Rokhmin bilang, di bawah kepemimpinan Susi Pudjiastuti, banyak industri perikanan yang gulung tikar karena terus-terusan menerbitkan larangan. "Masalah utamanya di ekonomi sektoral hancur lebur. Walaupun dari sudut penegakan hukum saya kira sudah cukup membuahkan hasil. Paling tidak, ada efek jera soal illegal fishing, soal konservasi juga," akunya.
Rokhmin juga menilai Menteri Susi kurang menangkap peluang pengembangan industri perikanan. Salah satunya budidaya perikanan atawa aquaculture. Padahal, potensinya di Indonesia sangat besar. Belum lagi mengenai value edit process, industri pengolahan dan industri bioteknologi juga dinilai belum dikembangkan dengan baik.
"Karena eksekusinya tadi hanya di satu dimensi saja, yakni di dimensi penegakan hukum. Tapi dimensi kesejahteraan dan dimensi ekonomi serta dimensi ipteknya kurang didorong," kritik dia. Apabila dari segi ekonomi, kesejahteraan dan iptek didorong dengan baik, maka pencapaiannya diyakini akan sangat baik.
Kepala Badan Riset dan SDM Kelautan dan Perikanan KKP Sjarief Widjaja menepis anggapan tersebut. Ia berdaih, efek penegakan hukum di perairan Indonesia sangat positif terhadap keberlangsungan kehidupan nelayan. "Yang terbesar capaiannya adalah, stok ikan sudah meningkat. Tahun 2013 masih 6,5 juta ton, sekarang sejak 2017 bisa mencapai 12,54 juta ton," kata dia.

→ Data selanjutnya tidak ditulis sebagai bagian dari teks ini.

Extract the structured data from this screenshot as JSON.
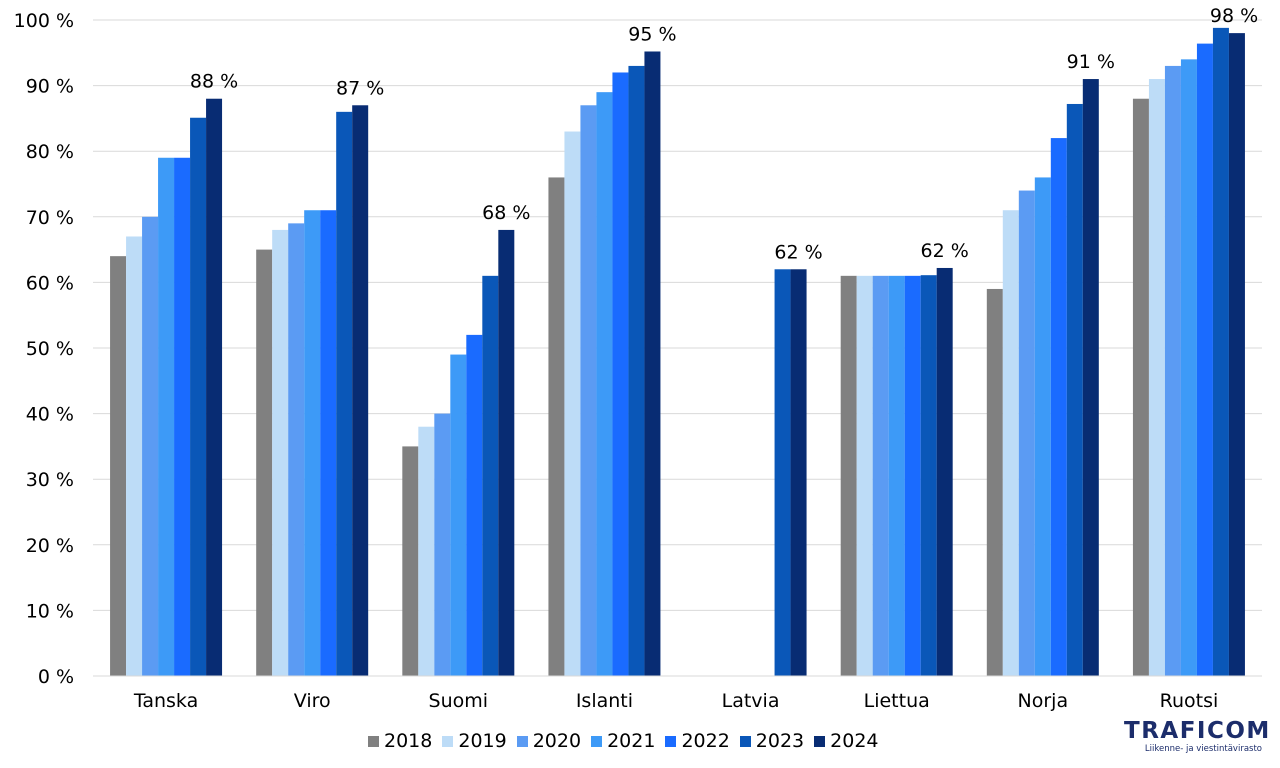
{
  "chart_data": {
    "type": "bar",
    "categories": [
      "Tanska",
      "Viro",
      "Suomi",
      "Islanti",
      "Latvia",
      "Liettua",
      "Norja",
      "Ruotsi"
    ],
    "series": [
      {
        "name": "2018",
        "color": "#808080",
        "values": [
          64,
          65,
          35,
          76,
          null,
          61,
          59,
          88
        ]
      },
      {
        "name": "2019",
        "color": "#bddcf7",
        "values": [
          67,
          68,
          38,
          83,
          null,
          61,
          71,
          91
        ]
      },
      {
        "name": "2020",
        "color": "#5b9bf3",
        "values": [
          70,
          69,
          40,
          87,
          null,
          61,
          74,
          93
        ]
      },
      {
        "name": "2021",
        "color": "#3d9af7",
        "values": [
          79,
          71,
          49,
          89,
          null,
          61,
          76,
          94
        ]
      },
      {
        "name": "2022",
        "color": "#1a6bff",
        "values": [
          79,
          71,
          52,
          92,
          null,
          61,
          82,
          96.4
        ]
      },
      {
        "name": "2023",
        "color": "#0a57b8",
        "values": [
          85.1,
          86,
          61,
          93,
          62,
          61.1,
          87.2,
          98.8
        ]
      },
      {
        "name": "2024",
        "color": "#082c73",
        "values": [
          88,
          87,
          68,
          95.2,
          62,
          62.2,
          91,
          98
        ]
      }
    ],
    "data_labels": [
      "88 %",
      "87 %",
      "68 %",
      "95 %",
      "62 %",
      "62 %",
      "91 %",
      "98 %"
    ],
    "y_ticks": [
      "0 %",
      "10 %",
      "20 %",
      "30 %",
      "40 %",
      "50 %",
      "60 %",
      "70 %",
      "80 %",
      "90 %",
      "100 %"
    ],
    "ylim": [
      0,
      100
    ],
    "grid": true,
    "legend_position": "bottom"
  },
  "logo": {
    "word": "TRAFICOM",
    "tagline": "Liikenne- ja viestintävirasto"
  }
}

Peningkatan stok ikan otomatis meningkatkan penghasilan nelayan. Selain itu, nilai tukar nelayan juga melesat dari yang semula 102-103 ke 113-114. Di sisi lain, nilai tukar usaha perikanan juga naik menjadi 127. Alhasi, Sjarief mengklaim, nilai kesejahteraan nelayan saat ini sudah meningkat.